American businessman

Jack Benjamin Grubman is an American former managing director of Salomon Smith Barney and the lead research analyst for the telecommunications sector.

==Personal life==
He was born in Northeast Philadelphia, Pennsylvania, to Isador and Mildred Grubman, who was one of 12 children of Russian Jewish immigrants. His father worked for the City of Philadelphia Sanitation Department, while his mother worked at a home as dressmaker. He holds a bachelor's degree in mathematics (cum laude) from Boston University and a master's degree in probability theory from Columbia.

==Career==
In 1977, he started work at AT&T. In 1985, he moved to PaineWebber. By 1994, he was making a million dollars a year and moved to Salomon Brothers. During this period, he was the most important analyst of the telecommunications industry during a time of great upward activity in the sector. In 1998 when Salomon Brothers became Salomon Smith Barney, he was the managing director and became Head of Global Telecommunications Research. As a result, Grubman became the highest paid analyst on Wall Street; earning $25 million per year from 1998 through 2002.

The sector reached a peak by 2001, however Grubman still made public statements calling for investors to buy. In March 2001, he listed ten stocks in the sector to buy of which five were selling for less than a dollar per share a year later. It was his activities during these years that led him into legal problems.

The commission found that from 1999 to 2001, Grubman had issued research reports and other documents that concealed material facts and which misled investors.

In 1999, he upgraded his opinion of AT&T stock from "neutral" to "buy". In a 2001 e-mail, Grubman explained the change was part of a plan to get his children into the 92nd Street YM-YWHA's preschool program.

Grubman was advising both telecoms firms such as Global Crossing and investors at the same time. This was an obvious conflict of interest. In April, 2003, the U.S. Securities and Exchange Commission banned Grubman from financial industry for life for misconduct. Grubman was also required to pay a $15 million fine.

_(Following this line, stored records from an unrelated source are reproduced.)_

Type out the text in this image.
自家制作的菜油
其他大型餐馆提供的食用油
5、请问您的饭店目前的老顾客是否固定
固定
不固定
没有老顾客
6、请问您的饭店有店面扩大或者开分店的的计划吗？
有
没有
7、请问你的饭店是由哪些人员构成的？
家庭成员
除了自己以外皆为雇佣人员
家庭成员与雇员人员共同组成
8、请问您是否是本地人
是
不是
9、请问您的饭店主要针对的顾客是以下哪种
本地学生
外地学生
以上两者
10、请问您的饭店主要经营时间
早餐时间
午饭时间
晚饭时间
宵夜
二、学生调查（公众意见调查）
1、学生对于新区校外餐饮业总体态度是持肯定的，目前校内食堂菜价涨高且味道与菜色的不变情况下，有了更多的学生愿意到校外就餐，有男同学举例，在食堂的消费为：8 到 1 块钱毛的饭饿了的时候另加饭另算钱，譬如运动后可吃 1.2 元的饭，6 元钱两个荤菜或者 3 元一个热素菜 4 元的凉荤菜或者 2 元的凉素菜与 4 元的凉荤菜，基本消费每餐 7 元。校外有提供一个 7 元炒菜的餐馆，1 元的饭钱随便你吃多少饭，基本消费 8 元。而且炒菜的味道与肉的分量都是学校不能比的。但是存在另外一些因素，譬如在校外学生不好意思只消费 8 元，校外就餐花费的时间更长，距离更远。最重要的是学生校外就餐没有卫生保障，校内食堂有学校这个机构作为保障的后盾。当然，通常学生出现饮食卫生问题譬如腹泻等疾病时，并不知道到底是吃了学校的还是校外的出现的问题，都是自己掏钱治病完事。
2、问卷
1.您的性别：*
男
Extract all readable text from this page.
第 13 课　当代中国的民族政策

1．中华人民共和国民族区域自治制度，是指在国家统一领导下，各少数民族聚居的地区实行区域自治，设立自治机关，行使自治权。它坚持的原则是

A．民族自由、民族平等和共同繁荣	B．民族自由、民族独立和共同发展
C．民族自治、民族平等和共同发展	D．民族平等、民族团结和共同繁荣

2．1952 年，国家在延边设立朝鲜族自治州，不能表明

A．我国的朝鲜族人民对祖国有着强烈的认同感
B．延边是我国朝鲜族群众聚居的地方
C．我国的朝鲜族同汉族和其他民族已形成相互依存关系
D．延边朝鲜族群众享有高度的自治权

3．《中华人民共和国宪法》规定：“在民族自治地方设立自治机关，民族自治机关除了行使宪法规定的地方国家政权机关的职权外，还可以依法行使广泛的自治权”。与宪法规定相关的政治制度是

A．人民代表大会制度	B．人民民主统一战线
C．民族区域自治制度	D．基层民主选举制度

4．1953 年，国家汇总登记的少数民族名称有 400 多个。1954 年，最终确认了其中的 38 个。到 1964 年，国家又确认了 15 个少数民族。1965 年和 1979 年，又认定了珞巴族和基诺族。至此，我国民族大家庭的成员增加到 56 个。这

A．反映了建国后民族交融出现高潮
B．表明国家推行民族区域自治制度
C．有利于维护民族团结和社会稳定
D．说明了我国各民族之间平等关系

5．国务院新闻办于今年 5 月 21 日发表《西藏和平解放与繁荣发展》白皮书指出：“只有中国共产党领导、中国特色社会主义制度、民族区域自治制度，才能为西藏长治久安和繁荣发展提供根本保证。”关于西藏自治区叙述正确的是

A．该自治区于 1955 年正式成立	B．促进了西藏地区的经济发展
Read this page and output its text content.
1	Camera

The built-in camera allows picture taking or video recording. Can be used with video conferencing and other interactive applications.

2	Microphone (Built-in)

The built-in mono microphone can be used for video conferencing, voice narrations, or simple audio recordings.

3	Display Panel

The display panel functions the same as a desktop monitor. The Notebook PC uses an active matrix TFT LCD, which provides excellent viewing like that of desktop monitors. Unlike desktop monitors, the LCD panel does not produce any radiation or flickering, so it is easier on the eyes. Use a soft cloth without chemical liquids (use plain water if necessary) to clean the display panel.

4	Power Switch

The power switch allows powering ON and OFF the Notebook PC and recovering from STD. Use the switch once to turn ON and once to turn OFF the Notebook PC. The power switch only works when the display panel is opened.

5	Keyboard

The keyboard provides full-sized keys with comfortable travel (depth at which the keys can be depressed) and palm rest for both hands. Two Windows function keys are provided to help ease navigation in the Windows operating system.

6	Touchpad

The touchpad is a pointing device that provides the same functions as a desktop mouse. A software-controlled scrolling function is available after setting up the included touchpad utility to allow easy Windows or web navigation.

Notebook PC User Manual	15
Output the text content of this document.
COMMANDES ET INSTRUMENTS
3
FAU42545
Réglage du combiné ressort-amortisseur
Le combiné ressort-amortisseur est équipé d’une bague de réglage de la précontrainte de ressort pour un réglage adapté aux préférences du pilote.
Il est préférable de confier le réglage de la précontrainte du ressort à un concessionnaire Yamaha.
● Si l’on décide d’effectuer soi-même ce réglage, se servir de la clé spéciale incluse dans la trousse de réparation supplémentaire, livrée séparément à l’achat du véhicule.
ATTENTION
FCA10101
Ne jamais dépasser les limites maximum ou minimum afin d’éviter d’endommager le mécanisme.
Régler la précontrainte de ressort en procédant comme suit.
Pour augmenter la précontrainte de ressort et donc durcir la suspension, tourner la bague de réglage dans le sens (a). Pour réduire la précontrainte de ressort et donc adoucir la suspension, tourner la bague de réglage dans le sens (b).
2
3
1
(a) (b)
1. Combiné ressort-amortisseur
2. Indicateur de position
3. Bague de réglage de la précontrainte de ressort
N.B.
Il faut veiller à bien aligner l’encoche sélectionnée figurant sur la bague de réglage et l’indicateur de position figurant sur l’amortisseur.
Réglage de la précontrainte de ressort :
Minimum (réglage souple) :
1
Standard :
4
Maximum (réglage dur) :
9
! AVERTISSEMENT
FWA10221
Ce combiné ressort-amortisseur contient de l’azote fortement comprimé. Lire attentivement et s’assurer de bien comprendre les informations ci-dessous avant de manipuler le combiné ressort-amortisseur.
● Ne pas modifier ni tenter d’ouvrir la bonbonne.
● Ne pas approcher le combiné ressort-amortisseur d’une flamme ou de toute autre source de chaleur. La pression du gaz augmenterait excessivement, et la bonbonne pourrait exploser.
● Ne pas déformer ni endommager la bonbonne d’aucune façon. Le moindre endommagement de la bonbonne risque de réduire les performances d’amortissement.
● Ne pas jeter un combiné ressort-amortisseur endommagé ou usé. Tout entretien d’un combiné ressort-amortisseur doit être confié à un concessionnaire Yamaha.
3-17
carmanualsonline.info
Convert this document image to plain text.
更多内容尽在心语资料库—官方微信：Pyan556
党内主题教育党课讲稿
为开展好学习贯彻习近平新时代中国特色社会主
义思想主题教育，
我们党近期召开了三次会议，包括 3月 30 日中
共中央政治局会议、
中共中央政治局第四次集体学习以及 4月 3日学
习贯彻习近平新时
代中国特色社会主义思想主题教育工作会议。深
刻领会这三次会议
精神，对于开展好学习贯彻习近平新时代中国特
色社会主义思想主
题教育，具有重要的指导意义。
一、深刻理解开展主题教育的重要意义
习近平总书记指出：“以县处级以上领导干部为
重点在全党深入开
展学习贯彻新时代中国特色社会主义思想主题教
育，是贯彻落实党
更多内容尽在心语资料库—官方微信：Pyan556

According to an article in Forbes, Grubman had a net worth of about $75 to $100 million after paying the fine.

In 2004, he was hired by Distinctive Devices as a consultant, a move that increased the stock price of the firm.

In 2003, he formed Magee Group, LLC. A consulting firm that specializes in advising and/or strategic consulting in both telecommunications and technology companies. Especially focusing on those companies developing enabling applications/technologies in the IP, wireless, broadband and next generation network areas.

As of August 2011, he was a managing partner at the Magee Group.